Le temps nécessaire à la finalité, puis vous supprimez ou anonymisez. Pour un prospect non converti, une durée fréquemment retenue est de trois ans à compter du dernier contact. L'essentiel est de fixer une durée, de la documenter dans votre politique de confidentialité et de la respecter, plutôt que de garder vos fichiers indéfiniment.
Que risque concrètement un site non conforme ?
Sur le plan juridique, la CNIL peut prononcer une mise en demeure de corriger, puis une sanction financière en cas de manquement persistant ou grave, jusqu'à 20 millions d'euros ou 4 % du chiffre d'affaires mondial dans les cas les plus sérieux. Pour une PME, l'issue courante reste la mise en demeure, mais des amendes sont régulièrement infligées, notamment sur les cookies. S'ajoute le risque d'image : une non-conformité visible fait fuir des clients.
Qui est responsable de la conformité, moi ou mon prestataire ?
En tant qu'éditeur du site, vous êtes le responsable de traitement aux yeux de la loi : la responsabilité finale vous incombe. Mais un prestataire sérieux livre un site techniquement conforme (bandeau, blocage des traceurs, documents préparés) pour vous mettre sur de bons rails. Votre rôle reste d'alimenter correctement les documents, de répondre aux demandes d'exercice de droits et de ne pas réintroduire d'outils non conformes par la suite.

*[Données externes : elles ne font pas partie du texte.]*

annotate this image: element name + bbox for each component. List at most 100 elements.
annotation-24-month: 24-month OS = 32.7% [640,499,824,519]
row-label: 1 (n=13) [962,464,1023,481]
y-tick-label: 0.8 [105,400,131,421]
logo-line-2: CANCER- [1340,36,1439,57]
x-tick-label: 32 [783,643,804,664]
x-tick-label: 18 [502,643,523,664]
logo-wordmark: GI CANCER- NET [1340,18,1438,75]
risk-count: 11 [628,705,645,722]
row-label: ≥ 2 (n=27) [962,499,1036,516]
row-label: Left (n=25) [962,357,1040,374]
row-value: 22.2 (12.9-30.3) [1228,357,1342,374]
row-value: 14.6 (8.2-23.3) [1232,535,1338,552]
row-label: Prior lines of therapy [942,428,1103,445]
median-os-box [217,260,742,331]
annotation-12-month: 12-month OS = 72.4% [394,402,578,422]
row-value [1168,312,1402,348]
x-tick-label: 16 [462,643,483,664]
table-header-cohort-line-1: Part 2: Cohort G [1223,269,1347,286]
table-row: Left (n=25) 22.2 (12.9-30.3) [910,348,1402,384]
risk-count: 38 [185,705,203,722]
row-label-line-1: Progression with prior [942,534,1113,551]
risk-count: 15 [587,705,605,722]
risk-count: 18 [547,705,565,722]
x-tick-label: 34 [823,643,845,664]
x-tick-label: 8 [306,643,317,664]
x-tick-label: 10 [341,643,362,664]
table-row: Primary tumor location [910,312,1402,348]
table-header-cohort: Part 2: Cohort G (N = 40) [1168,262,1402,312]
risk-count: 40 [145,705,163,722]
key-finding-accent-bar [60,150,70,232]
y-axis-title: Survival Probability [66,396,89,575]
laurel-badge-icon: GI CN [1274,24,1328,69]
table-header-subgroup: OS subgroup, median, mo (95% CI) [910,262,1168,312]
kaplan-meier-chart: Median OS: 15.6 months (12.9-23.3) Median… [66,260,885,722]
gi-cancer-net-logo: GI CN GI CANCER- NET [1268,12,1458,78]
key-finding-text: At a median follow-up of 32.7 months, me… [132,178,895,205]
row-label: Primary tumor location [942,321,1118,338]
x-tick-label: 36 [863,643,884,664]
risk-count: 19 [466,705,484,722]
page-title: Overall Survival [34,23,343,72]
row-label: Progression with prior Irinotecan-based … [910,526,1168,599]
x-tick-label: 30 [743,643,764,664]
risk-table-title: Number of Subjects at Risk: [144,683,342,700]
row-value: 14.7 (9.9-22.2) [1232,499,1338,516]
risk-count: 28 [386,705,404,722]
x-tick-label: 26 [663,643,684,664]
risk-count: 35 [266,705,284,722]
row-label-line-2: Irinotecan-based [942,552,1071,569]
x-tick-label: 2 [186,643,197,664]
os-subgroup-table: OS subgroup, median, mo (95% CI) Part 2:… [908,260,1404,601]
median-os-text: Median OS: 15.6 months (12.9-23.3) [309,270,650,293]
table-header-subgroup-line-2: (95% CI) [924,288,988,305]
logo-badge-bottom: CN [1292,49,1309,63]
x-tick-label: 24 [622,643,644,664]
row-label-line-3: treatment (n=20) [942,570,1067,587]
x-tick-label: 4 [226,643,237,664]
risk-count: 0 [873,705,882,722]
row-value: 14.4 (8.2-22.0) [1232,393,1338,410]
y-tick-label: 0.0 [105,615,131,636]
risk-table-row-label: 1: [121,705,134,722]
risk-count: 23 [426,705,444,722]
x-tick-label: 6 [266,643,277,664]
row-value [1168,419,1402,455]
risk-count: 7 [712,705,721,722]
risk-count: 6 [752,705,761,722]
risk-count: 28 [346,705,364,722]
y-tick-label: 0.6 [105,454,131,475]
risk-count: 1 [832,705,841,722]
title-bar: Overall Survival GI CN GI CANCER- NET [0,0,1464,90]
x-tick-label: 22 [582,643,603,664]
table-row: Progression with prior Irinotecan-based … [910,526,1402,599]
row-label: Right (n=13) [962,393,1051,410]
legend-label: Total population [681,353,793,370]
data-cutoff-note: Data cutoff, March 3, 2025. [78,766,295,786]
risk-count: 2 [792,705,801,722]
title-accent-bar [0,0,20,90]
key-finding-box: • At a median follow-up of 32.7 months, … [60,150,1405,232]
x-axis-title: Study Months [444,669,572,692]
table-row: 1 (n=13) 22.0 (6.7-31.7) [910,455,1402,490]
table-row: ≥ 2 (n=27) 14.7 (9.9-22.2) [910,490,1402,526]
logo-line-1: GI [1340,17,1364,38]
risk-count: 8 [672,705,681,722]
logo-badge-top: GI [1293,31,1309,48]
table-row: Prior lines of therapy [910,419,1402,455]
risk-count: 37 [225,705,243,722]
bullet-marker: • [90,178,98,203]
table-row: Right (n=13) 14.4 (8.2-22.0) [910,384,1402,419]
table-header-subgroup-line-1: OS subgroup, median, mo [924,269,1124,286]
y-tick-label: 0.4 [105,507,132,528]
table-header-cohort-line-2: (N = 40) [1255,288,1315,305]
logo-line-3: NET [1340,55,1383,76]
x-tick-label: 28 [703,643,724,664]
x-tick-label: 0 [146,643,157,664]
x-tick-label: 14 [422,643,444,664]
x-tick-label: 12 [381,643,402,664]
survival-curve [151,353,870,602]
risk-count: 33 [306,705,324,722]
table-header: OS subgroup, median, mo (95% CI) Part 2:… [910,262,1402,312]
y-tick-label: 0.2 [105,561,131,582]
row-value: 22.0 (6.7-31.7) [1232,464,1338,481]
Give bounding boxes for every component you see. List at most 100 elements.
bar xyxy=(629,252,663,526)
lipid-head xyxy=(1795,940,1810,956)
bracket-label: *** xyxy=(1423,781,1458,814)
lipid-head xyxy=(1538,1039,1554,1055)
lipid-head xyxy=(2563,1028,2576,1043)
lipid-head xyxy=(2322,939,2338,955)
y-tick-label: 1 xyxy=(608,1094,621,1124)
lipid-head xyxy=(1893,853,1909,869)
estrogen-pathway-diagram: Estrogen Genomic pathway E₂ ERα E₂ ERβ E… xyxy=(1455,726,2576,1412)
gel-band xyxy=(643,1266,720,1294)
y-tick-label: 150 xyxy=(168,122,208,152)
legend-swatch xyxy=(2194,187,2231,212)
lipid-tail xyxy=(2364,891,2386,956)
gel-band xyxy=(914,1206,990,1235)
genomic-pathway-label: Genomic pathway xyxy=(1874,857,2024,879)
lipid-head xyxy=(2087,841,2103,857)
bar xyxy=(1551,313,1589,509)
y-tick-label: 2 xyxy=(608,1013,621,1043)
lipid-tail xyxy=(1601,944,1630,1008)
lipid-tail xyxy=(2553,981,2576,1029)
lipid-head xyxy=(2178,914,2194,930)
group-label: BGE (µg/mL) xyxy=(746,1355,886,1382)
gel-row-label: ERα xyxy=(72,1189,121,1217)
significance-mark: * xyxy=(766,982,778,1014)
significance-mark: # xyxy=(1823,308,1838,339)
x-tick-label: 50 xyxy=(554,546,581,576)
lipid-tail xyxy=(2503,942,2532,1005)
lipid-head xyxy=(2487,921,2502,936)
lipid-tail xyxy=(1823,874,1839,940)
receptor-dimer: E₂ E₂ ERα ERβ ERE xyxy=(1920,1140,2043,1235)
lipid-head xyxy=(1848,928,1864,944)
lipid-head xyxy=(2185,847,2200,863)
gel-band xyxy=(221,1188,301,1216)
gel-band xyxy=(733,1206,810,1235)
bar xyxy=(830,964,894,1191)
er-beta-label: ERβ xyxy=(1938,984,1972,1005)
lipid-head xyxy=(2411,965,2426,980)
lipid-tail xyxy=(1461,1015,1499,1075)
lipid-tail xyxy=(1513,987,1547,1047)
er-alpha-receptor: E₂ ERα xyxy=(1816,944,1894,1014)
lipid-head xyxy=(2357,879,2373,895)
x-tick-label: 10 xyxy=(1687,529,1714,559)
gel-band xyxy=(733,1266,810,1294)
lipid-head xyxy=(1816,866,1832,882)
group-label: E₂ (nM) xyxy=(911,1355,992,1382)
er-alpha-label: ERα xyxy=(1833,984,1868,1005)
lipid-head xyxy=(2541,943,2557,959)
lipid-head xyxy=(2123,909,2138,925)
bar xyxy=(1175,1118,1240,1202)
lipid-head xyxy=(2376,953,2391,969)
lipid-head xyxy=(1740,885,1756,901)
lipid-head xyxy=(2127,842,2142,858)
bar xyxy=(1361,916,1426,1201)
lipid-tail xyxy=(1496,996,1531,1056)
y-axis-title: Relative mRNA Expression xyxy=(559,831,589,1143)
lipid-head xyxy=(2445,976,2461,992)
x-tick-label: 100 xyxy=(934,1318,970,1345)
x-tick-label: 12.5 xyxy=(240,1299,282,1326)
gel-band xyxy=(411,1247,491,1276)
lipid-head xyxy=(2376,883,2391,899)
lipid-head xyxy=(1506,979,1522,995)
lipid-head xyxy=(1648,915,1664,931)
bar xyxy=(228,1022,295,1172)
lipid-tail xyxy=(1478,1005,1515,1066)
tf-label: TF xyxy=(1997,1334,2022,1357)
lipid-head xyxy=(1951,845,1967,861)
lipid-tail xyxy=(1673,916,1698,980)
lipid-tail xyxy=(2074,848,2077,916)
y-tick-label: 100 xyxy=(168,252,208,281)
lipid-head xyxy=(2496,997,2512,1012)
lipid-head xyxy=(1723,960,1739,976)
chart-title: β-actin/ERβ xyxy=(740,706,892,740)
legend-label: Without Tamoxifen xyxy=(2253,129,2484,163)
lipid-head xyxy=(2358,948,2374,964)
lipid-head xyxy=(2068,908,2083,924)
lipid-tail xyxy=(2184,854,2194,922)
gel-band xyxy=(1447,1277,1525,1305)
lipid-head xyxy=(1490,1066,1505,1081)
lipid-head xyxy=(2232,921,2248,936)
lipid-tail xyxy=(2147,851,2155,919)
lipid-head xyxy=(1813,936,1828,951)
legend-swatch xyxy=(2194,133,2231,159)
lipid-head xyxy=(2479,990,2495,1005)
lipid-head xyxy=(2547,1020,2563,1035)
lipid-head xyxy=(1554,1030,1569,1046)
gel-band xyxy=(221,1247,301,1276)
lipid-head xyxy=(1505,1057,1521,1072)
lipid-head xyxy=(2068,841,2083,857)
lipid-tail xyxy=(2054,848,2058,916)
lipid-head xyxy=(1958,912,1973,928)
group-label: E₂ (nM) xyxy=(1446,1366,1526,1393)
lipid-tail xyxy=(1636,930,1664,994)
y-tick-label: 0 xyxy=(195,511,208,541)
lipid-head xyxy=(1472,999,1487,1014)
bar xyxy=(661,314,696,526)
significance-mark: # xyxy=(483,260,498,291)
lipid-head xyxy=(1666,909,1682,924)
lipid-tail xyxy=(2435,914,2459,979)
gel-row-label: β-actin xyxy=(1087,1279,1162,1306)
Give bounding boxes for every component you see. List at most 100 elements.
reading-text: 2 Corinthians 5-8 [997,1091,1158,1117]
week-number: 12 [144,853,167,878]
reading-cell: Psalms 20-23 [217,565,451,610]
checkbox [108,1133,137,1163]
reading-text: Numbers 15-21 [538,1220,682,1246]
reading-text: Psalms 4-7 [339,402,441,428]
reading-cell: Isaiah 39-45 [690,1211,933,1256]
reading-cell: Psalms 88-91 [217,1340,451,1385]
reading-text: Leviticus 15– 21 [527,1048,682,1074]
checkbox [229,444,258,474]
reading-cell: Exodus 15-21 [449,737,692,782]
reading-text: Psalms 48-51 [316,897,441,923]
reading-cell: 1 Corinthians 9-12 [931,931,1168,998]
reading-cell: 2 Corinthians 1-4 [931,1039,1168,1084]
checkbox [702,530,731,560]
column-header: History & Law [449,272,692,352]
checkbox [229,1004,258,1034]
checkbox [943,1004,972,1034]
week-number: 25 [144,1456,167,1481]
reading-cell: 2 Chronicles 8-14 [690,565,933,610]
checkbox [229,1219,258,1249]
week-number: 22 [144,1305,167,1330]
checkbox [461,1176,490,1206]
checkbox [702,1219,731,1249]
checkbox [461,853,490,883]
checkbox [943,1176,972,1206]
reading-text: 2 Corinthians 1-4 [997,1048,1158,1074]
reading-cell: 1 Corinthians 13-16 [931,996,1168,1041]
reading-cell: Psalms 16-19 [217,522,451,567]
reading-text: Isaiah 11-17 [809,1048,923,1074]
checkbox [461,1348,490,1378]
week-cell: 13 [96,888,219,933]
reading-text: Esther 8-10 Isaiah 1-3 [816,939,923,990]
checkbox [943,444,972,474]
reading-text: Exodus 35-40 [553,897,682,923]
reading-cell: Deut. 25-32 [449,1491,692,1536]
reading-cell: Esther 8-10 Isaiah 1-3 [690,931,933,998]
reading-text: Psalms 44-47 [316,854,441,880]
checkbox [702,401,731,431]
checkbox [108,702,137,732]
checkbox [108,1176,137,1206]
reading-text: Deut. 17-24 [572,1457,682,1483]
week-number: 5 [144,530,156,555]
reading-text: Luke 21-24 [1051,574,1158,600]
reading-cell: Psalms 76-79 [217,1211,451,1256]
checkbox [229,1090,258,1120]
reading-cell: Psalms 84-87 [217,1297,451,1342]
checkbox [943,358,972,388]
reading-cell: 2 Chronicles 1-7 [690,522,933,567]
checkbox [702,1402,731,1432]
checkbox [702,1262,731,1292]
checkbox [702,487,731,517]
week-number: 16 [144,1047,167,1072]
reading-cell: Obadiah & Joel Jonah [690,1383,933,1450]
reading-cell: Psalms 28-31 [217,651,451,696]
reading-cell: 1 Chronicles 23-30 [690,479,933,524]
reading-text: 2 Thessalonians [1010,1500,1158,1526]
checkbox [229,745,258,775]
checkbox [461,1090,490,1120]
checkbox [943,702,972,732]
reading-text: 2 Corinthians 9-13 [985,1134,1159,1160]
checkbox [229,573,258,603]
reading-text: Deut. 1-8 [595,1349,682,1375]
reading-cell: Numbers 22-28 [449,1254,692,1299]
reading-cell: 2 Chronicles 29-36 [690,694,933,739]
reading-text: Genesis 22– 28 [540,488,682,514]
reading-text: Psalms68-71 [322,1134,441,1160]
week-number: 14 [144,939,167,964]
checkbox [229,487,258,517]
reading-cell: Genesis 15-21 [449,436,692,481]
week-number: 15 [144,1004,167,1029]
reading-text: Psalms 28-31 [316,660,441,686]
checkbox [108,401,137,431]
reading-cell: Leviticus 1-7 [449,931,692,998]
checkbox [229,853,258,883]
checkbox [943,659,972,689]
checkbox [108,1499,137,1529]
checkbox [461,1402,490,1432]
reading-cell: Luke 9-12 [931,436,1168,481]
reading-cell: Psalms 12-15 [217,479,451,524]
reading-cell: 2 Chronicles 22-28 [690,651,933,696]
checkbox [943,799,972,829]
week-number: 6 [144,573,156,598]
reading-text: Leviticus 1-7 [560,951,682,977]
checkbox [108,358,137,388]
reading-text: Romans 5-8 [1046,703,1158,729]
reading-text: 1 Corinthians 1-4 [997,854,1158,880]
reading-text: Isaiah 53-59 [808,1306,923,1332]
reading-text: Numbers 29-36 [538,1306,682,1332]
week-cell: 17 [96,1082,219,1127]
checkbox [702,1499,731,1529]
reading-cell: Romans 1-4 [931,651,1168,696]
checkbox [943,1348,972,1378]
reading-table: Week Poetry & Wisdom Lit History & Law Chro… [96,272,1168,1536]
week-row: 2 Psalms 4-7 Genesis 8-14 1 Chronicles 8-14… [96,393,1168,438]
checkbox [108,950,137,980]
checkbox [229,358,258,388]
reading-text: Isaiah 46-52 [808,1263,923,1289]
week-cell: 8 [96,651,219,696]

La conformité RGPD coûte-t-elle un supplément chez ClicStudio ?
Non. Le bandeau cookies conforme, les formulaires avec consentement et les documents légaux font partie du socle de chaque site que nous livrons, en paiement unique. Nous considérons la protection des données comme une fondation, pas comme une option à vendre séparément.